-
公开(公告)号:US20240395233A1
公开(公告)日:2024-11-28
申请号:US18671577
申请日:2024-05-22
Applicant: Google LLC
Inventor: Adam Joseph Roberts , Jesse Hart Engel , Ian Stuart Simon , Andrea Agostinelli , Neil Zeghidour , Christopher James Donahue , Antoine Caillon
IPC: G10H1/00 , G10H1/36 , G10L15/06 , G10L15/18 , G10L15/183
Abstract: Training data comprising a plurality of training pairs is obtained. Each training pair comprises instrumental audio data and vocal audio data separated from audio data of a musical work of a respective plurality of musical works. For one or more training pairs of the plurality of training pairs, the vocal audio data is processed with machine-learned model(s) of a machine-learned generative audio model grouping to obtain a vocal intermediate representation for the vocal audio data.

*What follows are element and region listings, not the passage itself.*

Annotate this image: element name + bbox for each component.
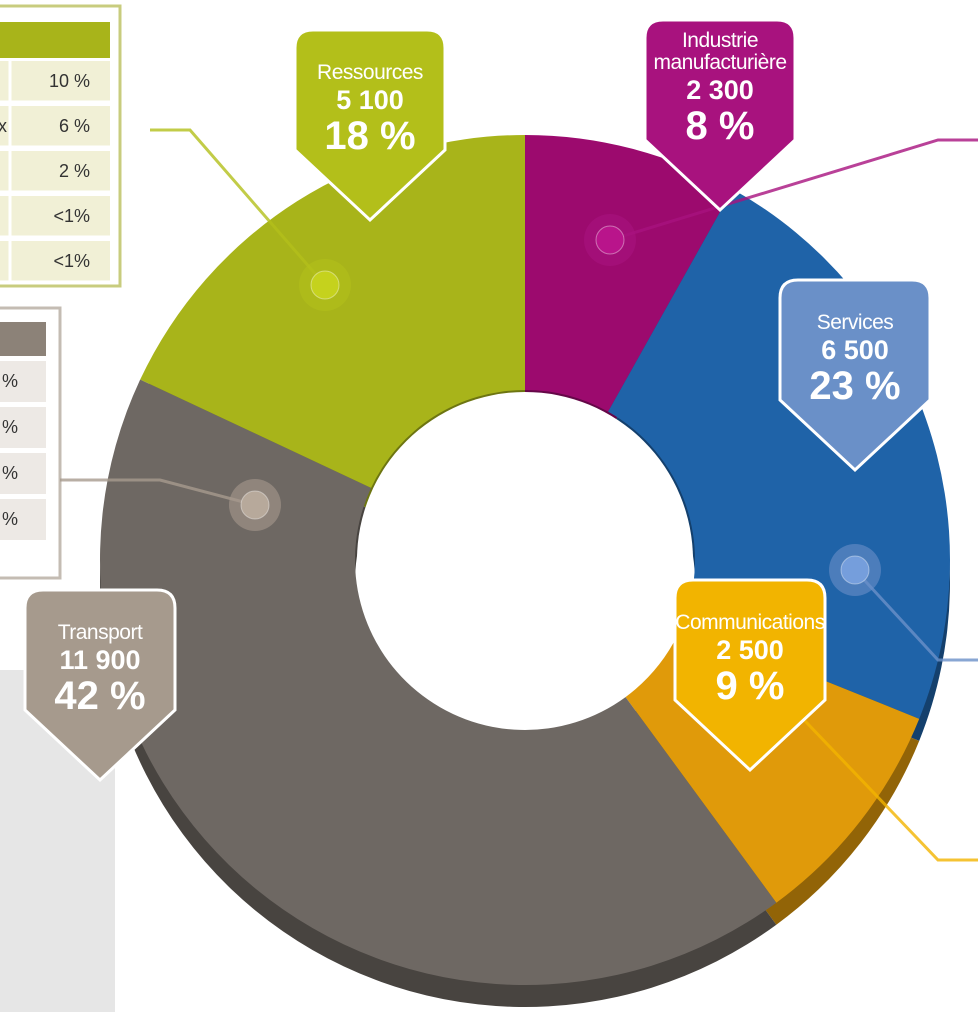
category-label: Industrie manufacturière: [653, 29, 787, 74]
badge-text: Communications 2 500 9 %: [670, 611, 830, 708]
leader-line: [853, 568, 978, 662]
table-row: [0, 196, 110, 236]
value-label: 2 500: [716, 635, 784, 665]
dot: [240, 490, 270, 520]
dot: [595, 225, 625, 255]
dot: [840, 555, 870, 585]
badge: [23, 588, 177, 783]
value-label: 2 300: [686, 75, 754, 105]
category-label: Services: [816, 311, 894, 334]
table-row: [0, 407, 46, 448]
table-row: [0, 151, 110, 191]
badge-text: Transport 11 900 42 %: [20, 621, 180, 718]
table-cell: %: [2, 509, 19, 529]
percent-label: 9 %: [715, 664, 785, 708]
slice: [100, 379, 777, 985]
table-cell: <1%: [53, 251, 90, 271]
donut-hole: [357, 392, 693, 728]
table-row: [0, 453, 46, 494]
percent-label: 18 %: [324, 114, 416, 158]
percent-label: 8 %: [685, 104, 755, 148]
percent-label: 42 %: [54, 674, 146, 718]
table-frame: [0, 306, 62, 580]
category-label: Ressources: [317, 61, 423, 84]
slice: [140, 134, 525, 488]
category-label: Transport: [57, 621, 143, 644]
table-cell: %: [2, 371, 19, 391]
slice: [525, 135, 733, 412]
badge: [643, 18, 797, 213]
badge: [778, 278, 932, 473]
table-cell: <1%: [53, 206, 90, 226]
leader-line: [783, 698, 978, 862]
dot: [310, 270, 340, 300]
value-label: 11 900: [59, 645, 141, 675]
badge: [673, 578, 827, 773]
percent-label: 23 %: [809, 364, 901, 408]
table-cell: 2 %: [58, 161, 90, 181]
badge: [293, 28, 447, 223]
table-cell: 6 %: [58, 116, 90, 136]
table-row: [0, 361, 46, 402]
table-header: [0, 22, 110, 58]
table-cell: x: [0, 116, 7, 136]
category-label: Communications: [675, 611, 825, 634]
table-row: [0, 61, 110, 101]
table-row: [0, 499, 46, 540]
value-label: 5 100: [336, 85, 404, 115]
table-cell: %: [2, 417, 19, 437]
table-header: [0, 322, 46, 356]
value-label: 6 500: [821, 335, 889, 365]
badge-text: Ressources 5 100 18 %: [290, 61, 450, 158]
leader-line: [60, 478, 256, 507]
table-row: [0, 241, 110, 281]
table-cell: 10 %: [48, 71, 90, 91]
badge-text: Industrie manufacturière 2 300 8 %: [640, 29, 800, 148]
leader-line: [150, 128, 327, 286]
badge-text: Services 6 500 23 %: [775, 311, 935, 408]
table-row: [0, 106, 110, 146]
table-frame: [0, 4, 122, 288]
table-cell: %: [2, 463, 19, 483]
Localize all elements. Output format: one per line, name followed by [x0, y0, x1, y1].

The instrumental audio data is processed with a pre-trained encoding model to obtain an instrumental intermediate representation for the instrumental audio data. A loss function is evaluated that evaluates a difference between the vocal intermediate representation and the instrumental intermediate representation. Values of parameters of a machine-learned model of the machine-learned generative audio model grouping are modified based on the loss function.